Mechanical restraint refers to the restraint of a person by the use of a mechanical appliance (including belt, harness, manacle, sheet, strap, and handcuffs), preventing the free movement of the person’s body or a limb of the person. Restraint comes with a large number of adverse risks, including asphyxiation or choking of the person, bruising, circulatory problems, dehydration, injury from physical and/or mechanical restraint, psychological distress, and in some circumstances, death.  

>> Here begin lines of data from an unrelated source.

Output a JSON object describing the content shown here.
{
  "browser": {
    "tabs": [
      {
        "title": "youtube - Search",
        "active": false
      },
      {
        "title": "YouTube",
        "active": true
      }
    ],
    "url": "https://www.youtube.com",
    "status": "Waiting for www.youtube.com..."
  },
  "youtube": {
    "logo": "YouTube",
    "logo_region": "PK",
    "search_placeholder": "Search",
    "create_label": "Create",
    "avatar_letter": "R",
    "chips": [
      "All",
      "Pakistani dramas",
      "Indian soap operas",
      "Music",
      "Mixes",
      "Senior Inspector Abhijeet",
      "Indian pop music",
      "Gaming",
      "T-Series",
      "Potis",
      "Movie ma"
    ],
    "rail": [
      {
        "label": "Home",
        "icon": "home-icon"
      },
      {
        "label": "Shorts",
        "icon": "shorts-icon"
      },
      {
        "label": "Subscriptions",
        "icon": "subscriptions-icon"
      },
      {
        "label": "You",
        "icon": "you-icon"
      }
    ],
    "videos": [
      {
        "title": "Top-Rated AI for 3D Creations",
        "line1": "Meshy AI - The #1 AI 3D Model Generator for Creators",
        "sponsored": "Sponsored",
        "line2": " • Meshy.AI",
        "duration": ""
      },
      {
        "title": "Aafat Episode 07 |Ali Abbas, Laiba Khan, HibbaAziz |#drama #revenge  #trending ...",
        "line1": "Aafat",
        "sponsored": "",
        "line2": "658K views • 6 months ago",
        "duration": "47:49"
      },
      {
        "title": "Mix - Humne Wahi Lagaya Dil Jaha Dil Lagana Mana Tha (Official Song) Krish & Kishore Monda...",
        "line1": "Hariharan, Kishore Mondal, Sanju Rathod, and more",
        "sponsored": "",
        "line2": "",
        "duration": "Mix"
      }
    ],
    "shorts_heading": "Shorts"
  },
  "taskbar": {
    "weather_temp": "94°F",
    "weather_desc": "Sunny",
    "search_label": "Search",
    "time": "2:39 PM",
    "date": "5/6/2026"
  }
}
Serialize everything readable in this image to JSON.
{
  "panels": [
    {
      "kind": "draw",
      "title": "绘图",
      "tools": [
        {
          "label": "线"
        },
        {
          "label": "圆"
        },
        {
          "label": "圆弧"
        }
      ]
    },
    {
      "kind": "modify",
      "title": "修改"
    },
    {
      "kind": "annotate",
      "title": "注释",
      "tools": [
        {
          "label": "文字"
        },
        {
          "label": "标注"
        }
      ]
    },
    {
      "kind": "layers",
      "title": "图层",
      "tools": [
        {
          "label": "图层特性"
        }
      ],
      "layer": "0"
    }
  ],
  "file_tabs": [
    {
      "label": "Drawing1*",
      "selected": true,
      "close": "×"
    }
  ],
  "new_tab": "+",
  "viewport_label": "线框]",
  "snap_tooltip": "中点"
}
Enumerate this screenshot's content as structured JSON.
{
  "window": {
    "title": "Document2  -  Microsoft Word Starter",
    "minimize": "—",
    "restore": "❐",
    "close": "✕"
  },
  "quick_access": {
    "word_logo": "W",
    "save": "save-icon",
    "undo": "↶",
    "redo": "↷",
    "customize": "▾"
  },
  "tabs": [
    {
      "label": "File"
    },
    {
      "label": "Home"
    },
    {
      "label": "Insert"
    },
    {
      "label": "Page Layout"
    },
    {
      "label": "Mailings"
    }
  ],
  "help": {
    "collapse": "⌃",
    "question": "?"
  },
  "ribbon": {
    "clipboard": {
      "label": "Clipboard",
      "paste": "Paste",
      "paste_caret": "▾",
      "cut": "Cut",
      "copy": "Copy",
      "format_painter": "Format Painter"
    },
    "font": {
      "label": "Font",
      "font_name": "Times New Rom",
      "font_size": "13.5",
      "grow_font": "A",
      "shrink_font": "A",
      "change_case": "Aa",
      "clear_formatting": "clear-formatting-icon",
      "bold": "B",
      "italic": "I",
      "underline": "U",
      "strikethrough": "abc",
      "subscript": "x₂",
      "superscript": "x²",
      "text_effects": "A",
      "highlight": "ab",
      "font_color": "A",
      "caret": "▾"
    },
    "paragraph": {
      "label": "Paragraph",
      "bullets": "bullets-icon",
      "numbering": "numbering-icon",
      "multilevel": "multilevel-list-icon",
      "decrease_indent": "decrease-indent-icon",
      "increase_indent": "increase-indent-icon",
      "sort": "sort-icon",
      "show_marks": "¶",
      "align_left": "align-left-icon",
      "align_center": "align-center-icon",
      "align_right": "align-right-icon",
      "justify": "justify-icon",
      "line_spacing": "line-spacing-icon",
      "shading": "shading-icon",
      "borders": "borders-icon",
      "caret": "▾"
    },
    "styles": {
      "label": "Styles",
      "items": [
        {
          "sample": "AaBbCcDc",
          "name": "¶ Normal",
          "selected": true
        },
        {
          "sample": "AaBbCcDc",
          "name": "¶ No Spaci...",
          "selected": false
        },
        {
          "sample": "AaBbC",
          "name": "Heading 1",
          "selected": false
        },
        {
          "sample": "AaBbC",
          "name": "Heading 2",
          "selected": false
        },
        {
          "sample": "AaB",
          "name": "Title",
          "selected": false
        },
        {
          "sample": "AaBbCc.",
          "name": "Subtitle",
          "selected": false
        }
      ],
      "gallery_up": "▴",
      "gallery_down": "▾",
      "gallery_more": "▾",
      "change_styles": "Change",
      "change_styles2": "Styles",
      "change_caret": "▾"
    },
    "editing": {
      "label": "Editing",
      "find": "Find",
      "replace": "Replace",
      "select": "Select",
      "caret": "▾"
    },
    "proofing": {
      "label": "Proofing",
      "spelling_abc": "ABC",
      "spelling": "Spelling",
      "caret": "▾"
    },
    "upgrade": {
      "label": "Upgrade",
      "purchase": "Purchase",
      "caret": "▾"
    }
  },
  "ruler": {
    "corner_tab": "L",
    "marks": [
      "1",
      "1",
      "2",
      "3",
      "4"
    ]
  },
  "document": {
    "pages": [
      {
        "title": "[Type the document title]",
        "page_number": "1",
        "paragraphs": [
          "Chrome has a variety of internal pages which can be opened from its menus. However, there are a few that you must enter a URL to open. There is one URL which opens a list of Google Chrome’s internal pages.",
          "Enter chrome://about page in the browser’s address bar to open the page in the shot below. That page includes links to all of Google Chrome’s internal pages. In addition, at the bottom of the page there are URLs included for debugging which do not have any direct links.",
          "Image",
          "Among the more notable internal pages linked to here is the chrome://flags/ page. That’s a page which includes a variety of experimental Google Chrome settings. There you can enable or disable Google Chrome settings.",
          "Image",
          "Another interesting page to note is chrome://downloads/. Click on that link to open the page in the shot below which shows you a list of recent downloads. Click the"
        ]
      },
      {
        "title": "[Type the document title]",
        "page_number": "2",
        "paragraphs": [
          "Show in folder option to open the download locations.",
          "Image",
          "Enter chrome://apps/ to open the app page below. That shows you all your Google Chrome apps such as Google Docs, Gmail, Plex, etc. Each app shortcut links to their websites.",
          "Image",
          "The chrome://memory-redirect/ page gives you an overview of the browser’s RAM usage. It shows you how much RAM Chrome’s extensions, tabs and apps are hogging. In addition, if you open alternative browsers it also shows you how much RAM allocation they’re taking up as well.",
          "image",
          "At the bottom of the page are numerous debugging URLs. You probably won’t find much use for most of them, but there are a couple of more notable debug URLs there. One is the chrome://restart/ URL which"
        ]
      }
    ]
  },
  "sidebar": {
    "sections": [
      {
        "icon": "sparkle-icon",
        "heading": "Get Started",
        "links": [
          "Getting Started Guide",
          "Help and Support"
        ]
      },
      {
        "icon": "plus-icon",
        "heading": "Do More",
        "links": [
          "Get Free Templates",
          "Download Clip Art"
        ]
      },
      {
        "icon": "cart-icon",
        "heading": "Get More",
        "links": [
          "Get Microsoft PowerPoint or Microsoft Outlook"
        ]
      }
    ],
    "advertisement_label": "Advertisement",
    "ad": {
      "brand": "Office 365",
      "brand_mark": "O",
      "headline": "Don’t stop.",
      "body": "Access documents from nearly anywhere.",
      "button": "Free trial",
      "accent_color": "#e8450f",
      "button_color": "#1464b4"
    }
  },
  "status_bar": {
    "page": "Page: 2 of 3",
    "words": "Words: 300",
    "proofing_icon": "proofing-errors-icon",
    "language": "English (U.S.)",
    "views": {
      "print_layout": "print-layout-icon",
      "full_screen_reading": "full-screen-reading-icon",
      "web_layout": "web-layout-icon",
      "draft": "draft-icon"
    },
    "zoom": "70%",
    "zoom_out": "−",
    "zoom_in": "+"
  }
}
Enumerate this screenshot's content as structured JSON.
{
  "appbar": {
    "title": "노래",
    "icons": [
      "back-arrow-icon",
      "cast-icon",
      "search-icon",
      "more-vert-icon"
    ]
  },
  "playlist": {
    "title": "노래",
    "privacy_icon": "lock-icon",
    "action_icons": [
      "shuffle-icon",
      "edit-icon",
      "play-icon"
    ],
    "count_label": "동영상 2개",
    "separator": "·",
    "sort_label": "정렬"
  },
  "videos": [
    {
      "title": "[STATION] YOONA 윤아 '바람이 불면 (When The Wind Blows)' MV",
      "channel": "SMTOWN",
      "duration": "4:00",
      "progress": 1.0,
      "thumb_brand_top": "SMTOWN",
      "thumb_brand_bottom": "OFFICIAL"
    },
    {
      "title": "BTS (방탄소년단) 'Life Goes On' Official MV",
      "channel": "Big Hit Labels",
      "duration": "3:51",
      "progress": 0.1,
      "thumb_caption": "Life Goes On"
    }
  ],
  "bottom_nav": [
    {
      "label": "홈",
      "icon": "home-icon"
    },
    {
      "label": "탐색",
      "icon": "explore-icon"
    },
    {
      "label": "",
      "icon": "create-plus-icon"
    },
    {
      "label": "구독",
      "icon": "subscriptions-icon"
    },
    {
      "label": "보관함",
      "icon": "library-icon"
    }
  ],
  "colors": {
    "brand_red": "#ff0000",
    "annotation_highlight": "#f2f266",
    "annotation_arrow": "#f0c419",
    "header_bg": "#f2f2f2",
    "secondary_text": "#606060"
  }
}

Chemical Restraint occurs when medication limits the movement and behaviour of the person. “Mad in Australia” analyses the use of involuntary medication and says that it could be an option to avoid the risk of serious harm to the person or others, but social support is usually much better. The culture of the mental health industry has permitted a false division between treatment and sedation, allowing forced medication to be cloaked as treatment and not as restraint.

 

The NSW Health Policy Directive gives guidance to the sedation practices and clearly outlines the circumstances in which sedation may be used on a patient. The policy directive states that these “chemical restraints” can only be used in “extreme circumstances when other forms of management of a least restrictive nature have been proven unsuccessful”. However the policy does not accurately separate sedation from treatment , thereby leaving an opportunity for the abuse by those in authority over mental health patients.

 

While the problems surrounding physical, and mechanical restraint were addressed at the forum, issues surrounding chemical restraint were not given the attention they deserve. Research has shown that social alternatives to chemical restraints are much more effective at treating the mentally ill without breaching individual liberties and therefore should be brought to public attention.

 

Whats next...

The purpose of the Forum was to call for national action in reducing the use of and, where possible, eliminating restraint and seclusion. The implementation of therapeutic practices that empower consumers within mental health facilities is essential. This includes informed consent regarding treatment options, greater accessibility to alternatives of restraint,  and the use of the least restrictive methods to enable a patient's recovery. Seclusion and restraint can be violent, stressful and humiliating and its reduction is essential in order to ensure the human rights of mental health patients are met.